Currently, the pilot system has a link to NII’s
WebCAT Plus, a web-based union catalogue search service of Japanese university and research libraries, which is also powered by the same search engine with the pilot system. The users can retrieve the related books using the retrieved cultural heritage object as a query. We also solicit museum curators or other specialists to contribute “virtual exhibitions” to connect and relate isolated objects in systematic ways. This is an example of an attempt to overcome the problem of simple aggregation of single object and providing some systematic view among them by human effort.
Rights We tried to restrict the scope of the system to
description and discovery of the resources. Rights management is not the primary target of the project and will be done elsewhere. However, we must still consider rights management to some extent.
Paradigms and Viewpoints
Description of cultural heritage objects may differ in the principles, paradigms, viewpoints and interpretation of each creator of the metadata and users. When aggregating metadata from various sites, there can be conflicts between descriptions and values.
Other Issues to be Investigated
Further possible research and investigation for better information access for cultural heritage objects includes: cross-lingual information access, especially for Asian communities; content-based retrieval using image content information combined with textual information in metadata and metadata; and automatic metadata enrichment using natural language processing techniques.

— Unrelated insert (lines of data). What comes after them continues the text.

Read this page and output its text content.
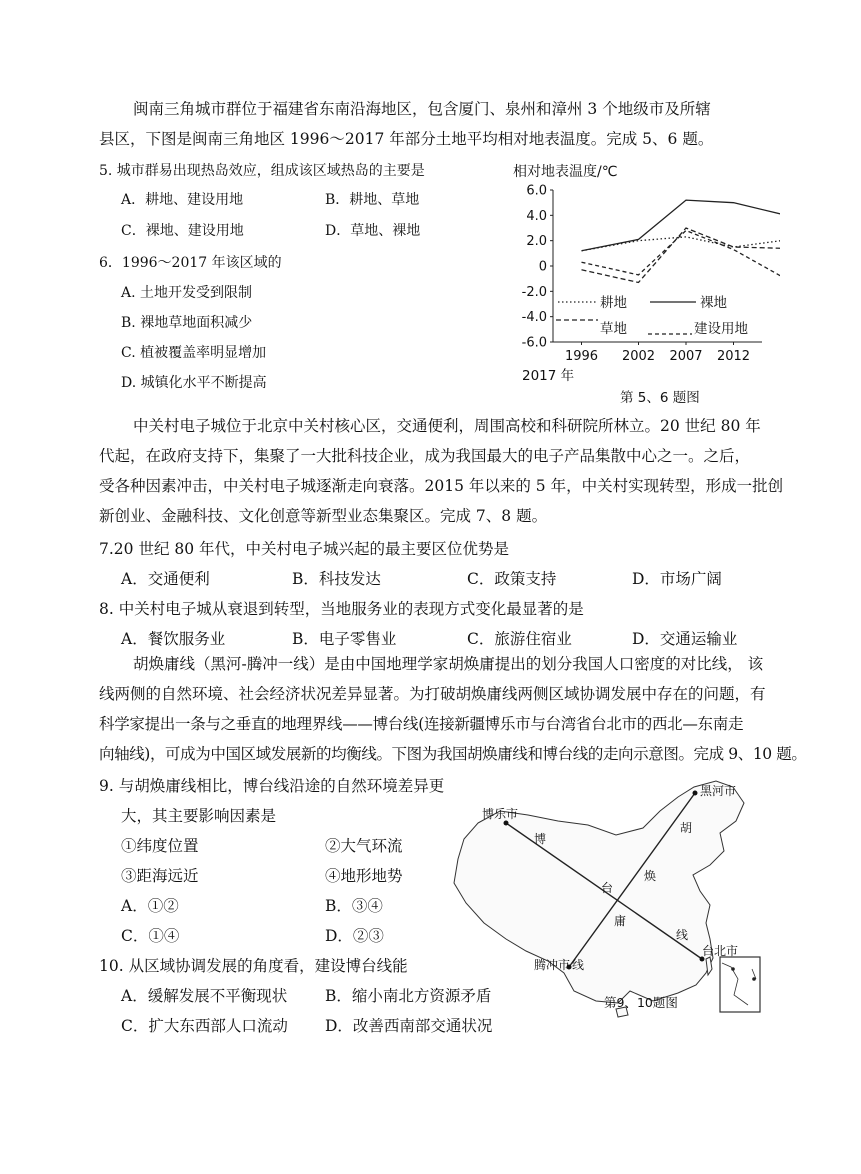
闽南三角城市群位于福建省东南沿海地区，包含厦门、泉州和漳州 3 个地级市及所辖
县区，下图是闽南三角地区 1996～2017 年部分土地平均相对地表温度。完成 5、6 题。
5. 城市群易出现热岛效应，组成该区域热岛的主要是
A．耕地、建设用地	B．耕地、草地
C．裸地、建设用地	D．草地、裸地
6．1996～2017 年该区域的
A. 土地开发受到限制
B. 裸地草地面积减少
C. 植被覆盖率明显增加
D. 城镇化水平不断提高
相对地表温度/℃
6.0
4.0
2.0
0
-2.0
-4.0
-6.0
1996 2002 2007 2012
耕地	裸地
草地	建设用地
2017 年
第 5、6 题图
中关村电子城位于北京中关村核心区，交通便利，周围高校和科研院所林立。20 世纪 80 年
代起，在政府支持下，集聚了一大批科技企业，成为我国最大的电子产品集散中心之一。之后，
受各种因素冲击，中关村电子城逐渐走向衰落。2015 年以来的 5 年，中关村实现转型，形成一批创
新创业、金融科技、文化创意等新型业态集聚区。完成 7、8 题。
7.20 世纪 80 年代，中关村电子城兴起的最主要区位优势是
A．交通便利	B．科技发达	C．政策支持	D．市场广阔
8. 中关村电子城从衰退到转型，当地服务业的表现方式变化最显著的是
A．餐饮服务业	B．电子零售业	C．旅游住宿业	D．交通运输业
胡焕庸线（黑河-腾冲一线）是由中国地理学家胡焕庸提出的划分我国人口密度的对比线， 该
线两侧的自然环境、社会经济状况差异显著。为打破胡焕庸线两侧区域协调发展中存在的问题，有
科学家提出一条与之垂直的地理界线——博台线(连接新疆博乐市与台湾省台北市的西北—东南走
向轴线)，可成为中国区域发展新的均衡线。下图为我国胡焕庸线和博台线的走向示意图。完成 9、10 题。
9. 与胡焕庸线相比，博台线沿途的自然环境差异更
大，其主要影响因素是
①纬度位置	②大气环流
③距海远近	④地形地势
A．①②	B．③④
C．①④	D．②③
10. 从区域协调发展的角度看，建设博台线能
A．缓解发展不平衡现状 B．缩小南北方资源矛盾
C．扩大东西部人口流动 D．改善西南部交通状况
黑河市
博乐市
腾冲市
台北市
胡
焕
庸
线
博
台
线
第9、10题图
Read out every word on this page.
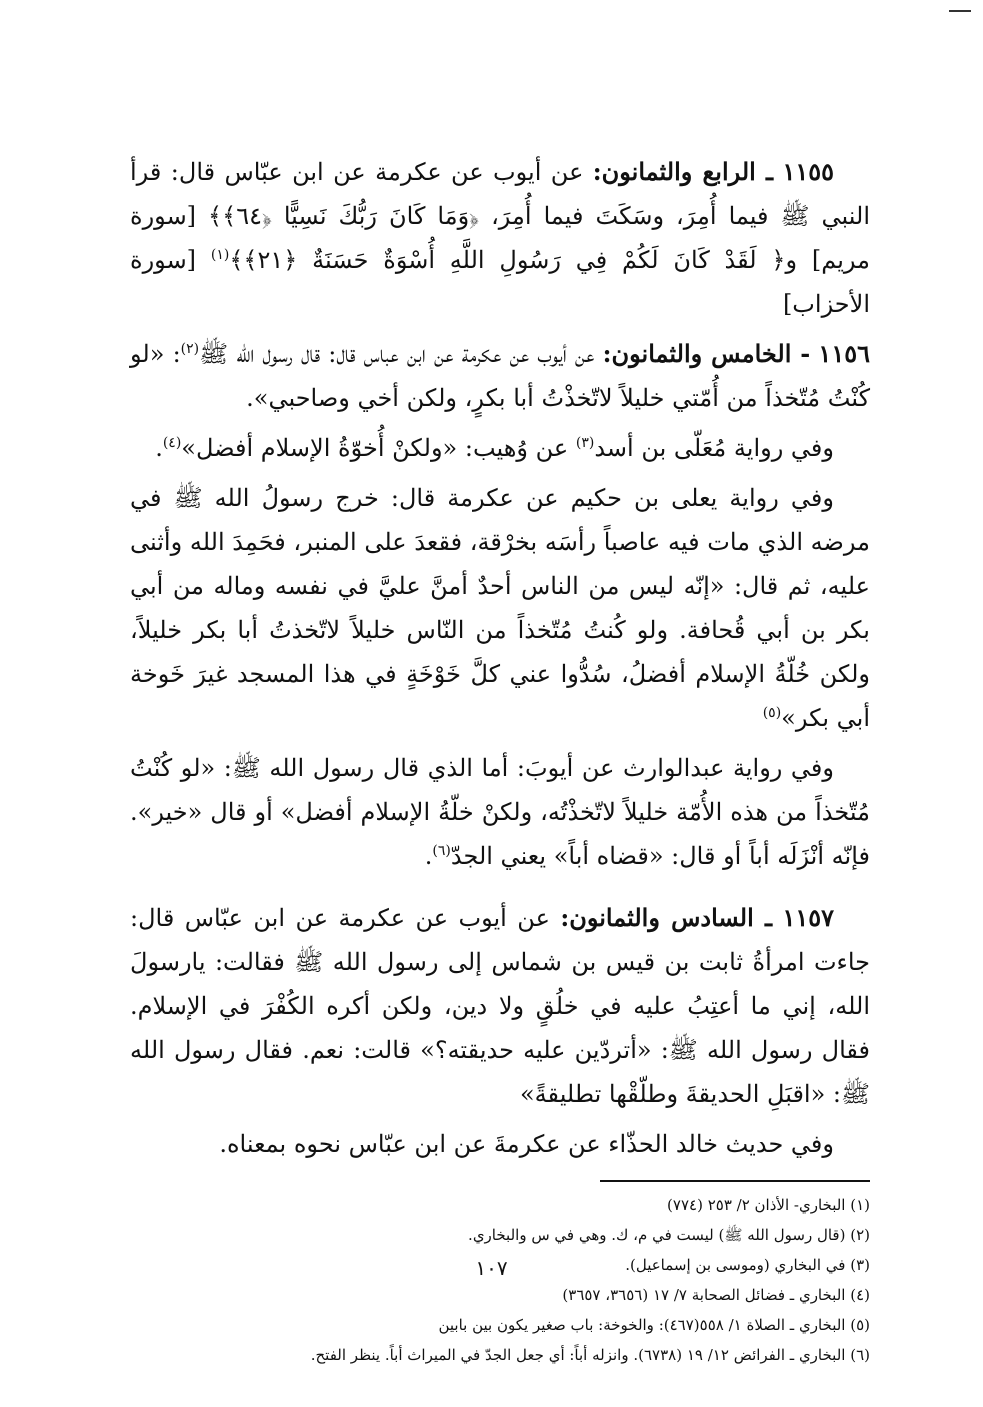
١١٥٥ ـ الرابع والثمانون: عن أيوب عن عكرمة عن ابن عبّاس قال: قرأ النبي ﷺ فيما أُمِرَ، وسَكَتَ فيما أُمِرَ، ﴿وَمَا كَانَ رَبُّكَ نَسِيًّا ﴿٦٤﴾﴾ [سورة مريم] و﴿ لَقَدْ كَانَ لَكُمْ فِي رَسُولِ اللَّهِ أُسْوَةٌ حَسَنَةٌ ﴿٢١﴾﴾$^{(١)}$ [سورة الأحزاب]

١١٥٦ - الخامس والثمانون: عن أيوب عن عكرمة عن ابن عباس قال: قال رسول الله ﷺ$^{(٢)}$: «لو كُنْتُ مُتّخذاً من أُمّتي خليلاً لاتّخذْتُ أبا بكرٍ، ولكن أخي وصاحبي».

وفي رواية مُعَلّى بن أسد$^{(٣)}$ عن وُهيب: «ولكنْ أُخوّةُ الإسلام أفضل»$^{(٤)}$.

وفي رواية يعلى بن حكيم عن عكرمة قال: خرج رسولُ الله ﷺ في مرضه الذي مات فيه عاصباً رأسَه بخرْقة، فقعدَ على المنبر، فحَمِدَ الله وأثنى عليه، ثم قال: «إنّه ليس من الناس أحدٌ أمنَّ عليَّ في نفسه وماله من أبي بكر بن أبي قُحافة. ولو كُنتُ مُتّخذاً من النّاس خليلاً لاتّخذتُ أبا بكر خليلاً، ولكن خُلّةُ الإسلام أفضلُ، سُدُّوا عني كلَّ خَوْخَةٍ في هذا المسجد غيرَ خَوخة أبي بكر»$^{(٥)}$

وفي رواية عبدالوارث عن أيوبَ: أما الذي قال رسول الله ﷺ: «لو كُنْتُ مُتّخذاً من هذه الأُمّة خليلاً لاتّخذْتُه، ولكنْ خلّةُ الإسلام أفضل» أو قال «خير». فإنّه أنْزَلَه أباً أو قال: «قضاه أباً» يعني الجدّ$^{(٦)}$.

١١٥٧ ـ السادس والثمانون: عن أيوب عن عكرمة عن ابن عبّاس قال: جاءت امرأةُ ثابت بن قيس بن شماس إلى رسول الله ﷺ فقالت: يارسولَ الله، إني ما أعتِبُ عليه في خلُقٍ ولا دين، ولكن أكره الكُفْرَ في الإسلام. فقال رسول الله ﷺ: «أتردّين عليه حديقته؟» قالت: نعم. فقال رسول الله ﷺ: «اقبَلِ الحديقةَ وطلّقْها تطليقةً»

وفي حديث خالد الحذّاء عن عكرمةَ عن ابن عبّاس نحوه بمعناه.

(١) البخاري- الأذان ٢/ ٢٥٣ (٧٧٤)

(٢) (قال رسول الله ﷺ) ليست في م، ك. وهي في س والبخاري.

(٣) في البخاري (وموسى بن إسماعيل).

(٤) البخاري ـ فضائل الصحابة ٧/ ١٧ (٣٦٥٦، ٣٦٥٧)

(٥) البخاري ـ الصلاة ١/ ٥٥٨(٤٦٧): والخوخة: باب صغير يكون بين بابين

(٦) البخاري ـ الفرائض ١٢/ ١٩ (٦٧٣٨). وانزله أباً: أي جعل الجدّ في الميراث أباً. ينظر الفتح.

١٠٧
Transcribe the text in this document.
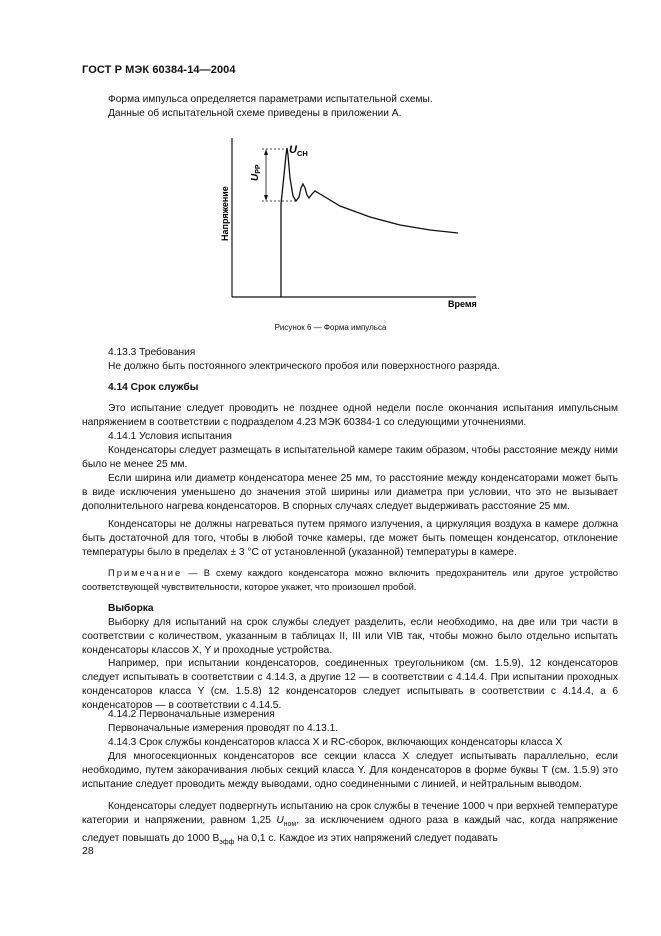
ГОСТ Р МЭК 60384-14—2004
Форма импульса определяется параметрами испытательной схемы.
Данные об испытательной схеме приведены в приложении А.
$U_{CH}$
$U_{PP}$
Напряжение
Время
Рисунок 6 — Форма импульса
4.13.3 Требования
Не должно быть постоянного электрического пробоя или поверхностного разряда.
4.14 Срок службы
Это испытание следует проводить не позднее одной недели после окончания испытания импульсным напряжением в соответствии с подразделом 4.23 МЭК 60384-1 со следующими уточнениями.
4.14.1 Условия испытания
Конденсаторы следует размещать в испытательной камере таким образом, чтобы расстояние между ними было не менее 25 мм.
Если ширина или диаметр конденсатора менее 25 мм, то расстояние между конденсаторами может быть в виде исключения уменьшено до значения этой ширины или диаметра при условии, что это не вызывает дополнительного нагрева конденсаторов. В спорных случаях следует выдерживать расстояние 25 мм.
Конденсаторы не должны нагреваться путем прямого излучения, а циркуляция воздуха в камере должна быть достаточной для того, чтобы в любой точке камеры, где может быть помещен конденсатор, отклонение температуры было в пределах ± 3 °С от установленной (указанной) температуры в камере.
Примечание — В схему каждого конденсатора можно включить предохранитель или другое устройство соответствующей чувствительности, которое укажет, что произошел пробой.
Выборка
Выборку для испытаний на срок службы следует разделить, если необходимо, на две или три части в соответствии с количеством, указанным в таблицах II, III или VIB так, чтобы можно было отдельно испытать конденсаторы классов X, Y и проходные устройства.
Например, при испытании конденсаторов, соединенных треугольником (см. 1.5.9), 12 конденсаторов следует испытывать в соответствии с 4.14.3, а другие 12 — в соответствии с 4.14.4. При испытании проходных конденсаторов класса Y (см. 1.5.8) 12 конденсаторов следует испытывать в соответствии с 4.14.4, а 6 конденсаторов — в соответствии с 4.14.5.
4.14.2 Первоначальные измерения
Первоначальные измерения проводят по 4.13.1.
4.14.3 Срок службы конденсаторов класса X и RC-сборок, включающих конденсаторы класса X
Для многосекционных конденсаторов все секции класса X следует испытывать параллельно, если необходимо, путем закорачивания любых секций класса Y. Для конденсаторов в форме буквы Т (см. 1.5.9) это испытание следует проводить между выводами, одно соединенными с линией, и нейтральным выводом.
Конденсаторы следует подвергнуть испытанию на срок службы в течение 1000 ч при верхней температуре категории и напряжении, равном 1,25 $U_{ном}$, за исключением одного раза в каждый час, когда напряжение следует повышать до 1000 $В_{эфф}$ на 0,1 с. Каждое из этих напряжений следует подавать
28
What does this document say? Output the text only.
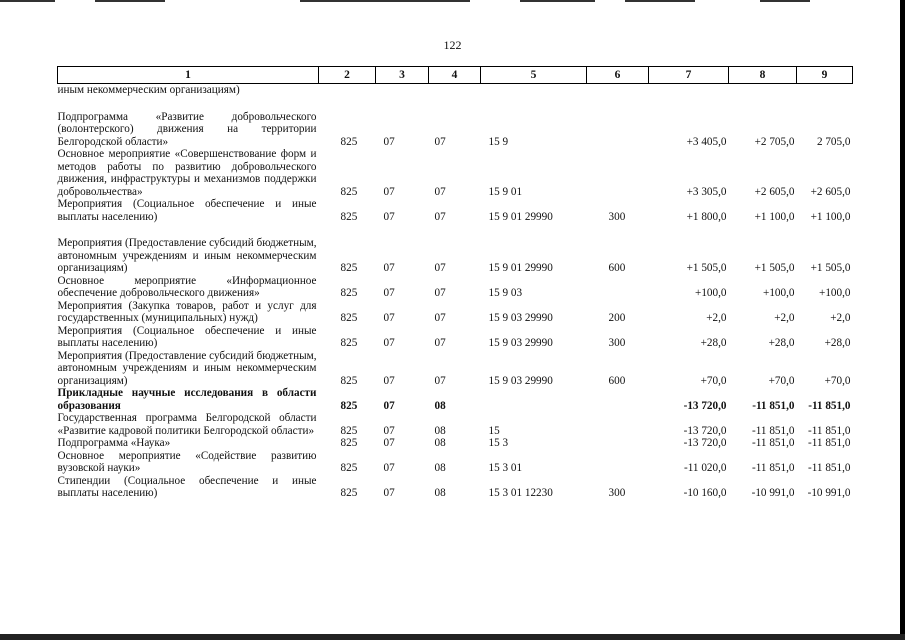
122
1	2	3	4	5	6	7	8	9
иным некоммерческим организациям)								

Подпрограмма «Развитие добровольческого (волонтерского) движения на территории Белгородской области»	825	07	07	15 9		+3 405,0	+2 705,0	2 705,0
Основное мероприятие «Совершенствование форм и методов работы по развитию добровольческого движения, инфраструктуры и механизмов поддержки добровольчества»	825	07	07	15 9 01		+3 305,0	+2 605,0	+2 605,0
Мероприятия (Социальное обеспечение и иные выплаты населению)	825	07	07	15 9 01 29990	300	+1 800,0	+1 100,0	+1 100,0

Мероприятия (Предоставление субсидий бюджетным, автономным учреждениям и иным некоммерческим организациям)	825	07	07	15 9 01 29990	600	+1 505,0	+1 505,0	+1 505,0
Основное мероприятие «Информационное обеспечение добровольческого движения»	825	07	07	15 9 03		+100,0	+100,0	+100,0
Мероприятия (Закупка товаров, работ и услуг для государственных (муниципальных) нужд)	825	07	07	15 9 03 29990	200	+2,0	+2,0	+2,0
Мероприятия (Социальное обеспечение и иные выплаты населению)	825	07	07	15 9 03 29990	300	+28,0	+28,0	+28,0
Мероприятия (Предоставление субсидий бюджетным, автономным учреждениям и иным некоммерческим организациям)	825	07	07	15 9 03 29990	600	+70,0	+70,0	+70,0
Прикладные научные исследования в области образования	825	07	08			-13 720,0	-11 851,0	-11 851,0
Государственная программа Белгородской области «Развитие кадровой политики Белгородской области»	825	07	08	15		-13 720,0	-11 851,0	-11 851,0
Подпрограмма «Наука»	825	07	08	15 3		-13 720,0	-11 851,0	-11 851,0
Основное мероприятие «Содействие развитию вузовской науки»	825	07	08	15 3 01		-11 020,0	-11 851,0	-11 851,0
Стипендии (Социальное обеспечение и иные выплаты населению)	825	07	08	15 3 01 12230	300	-10 160,0	-10 991,0	-10 991,0
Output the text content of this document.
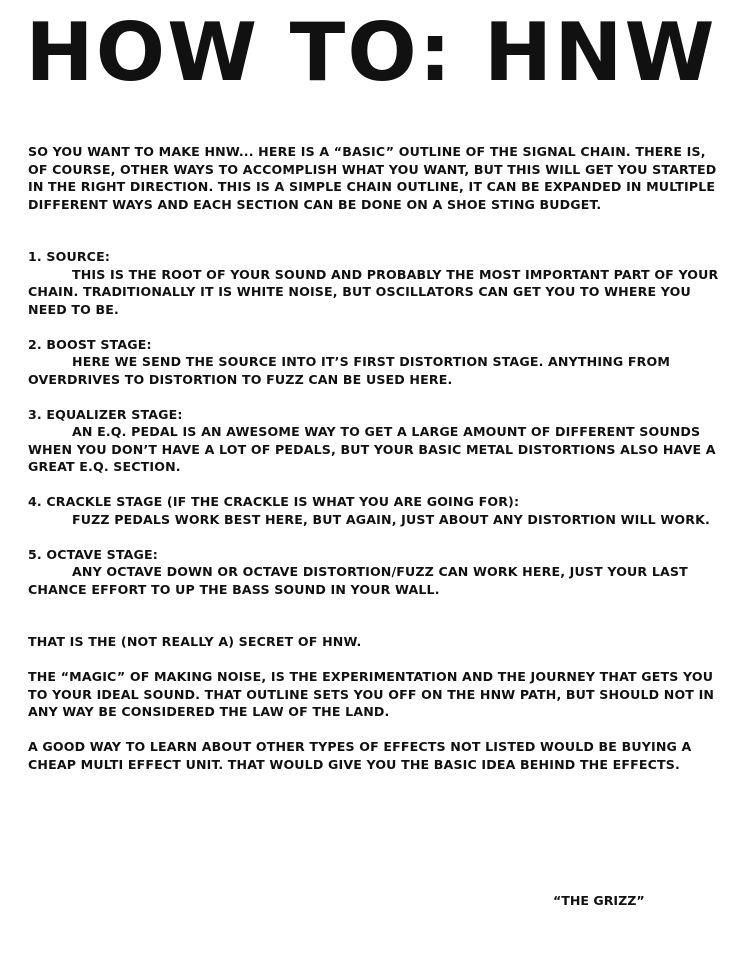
HOW TO: HNW

SO YOU WANT TO MAKE HNW... HERE IS A “BASIC” OUTLINE OF THE SIGNAL CHAIN. THERE IS, OF COURSE, OTHER WAYS TO ACCOMPLISH WHAT YOU WANT, BUT THIS WILL GET YOU STARTED IN THE RIGHT DIRECTION. THIS IS A SIMPLE CHAIN OUTLINE, IT CAN BE EXPANDED IN MULTIPLE DIFFERENT WAYS AND EACH SECTION CAN BE DONE ON A SHOE STING BUDGET.

1. SOURCE:

THIS IS THE ROOT OF YOUR SOUND AND PROBABLY THE MOST IMPORTANT PART OF YOUR CHAIN. TRADITIONALLY IT IS WHITE NOISE, BUT OSCILLATORS CAN GET YOU TO WHERE YOU NEED TO BE.

2. BOOST STAGE:

HERE WE SEND THE SOURCE INTO IT’S FIRST DISTORTION STAGE. ANYTHING FROM OVERDRIVES TO DISTORTION TO FUZZ CAN BE USED HERE.

3. EQUALIZER STAGE:

AN E.Q. PEDAL IS AN AWESOME WAY TO GET A LARGE AMOUNT OF DIFFERENT SOUNDS WHEN YOU DON’T HAVE A LOT OF PEDALS, BUT YOUR BASIC METAL DISTORTIONS ALSO HAVE A GREAT E.Q. SECTION.

4. CRACKLE STAGE (IF THE CRACKLE IS WHAT YOU ARE GOING FOR):

FUZZ PEDALS WORK BEST HERE, BUT AGAIN, JUST ABOUT ANY DISTORTION WILL WORK.

5. OCTAVE STAGE:

ANY OCTAVE DOWN OR OCTAVE DISTORTION/FUZZ CAN WORK HERE, JUST YOUR LAST CHANCE EFFORT TO UP THE BASS SOUND IN YOUR WALL.

THAT IS THE (NOT REALLY A) SECRET OF HNW.

THE “MAGIC” OF MAKING NOISE, IS THE EXPERIMENTATION AND THE JOURNEY THAT GETS YOU TO YOUR IDEAL SOUND. THAT OUTLINE SETS YOU OFF ON THE HNW PATH, BUT SHOULD NOT IN ANY WAY BE CONSIDERED THE LAW OF THE LAND.

A GOOD WAY TO LEARN ABOUT OTHER TYPES OF EFFECTS NOT LISTED WOULD BE BUYING A CHEAP MULTI EFFECT UNIT. THAT WOULD GIVE YOU THE BASIC IDEA BEHIND THE EFFECTS.

“THE GRIZZ”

6 Summary This paper offers a brief overview of the Cultural
Heritage Online project and discusses the issues relating to the metadata for cultural heritage. The project itself is under way, or more precisely will start from this coming April. From April we are organizing a working group to discuss in detail about metadata scheme in each of the communities related to cultural heritage, then finalize the metadata scheme used for the Cultural Heritage Online, as well as organizing various attempts and effort to digitizing the cultural heritage and enhancing the access to them. Any comments, leads or suggestions are always more than welcome.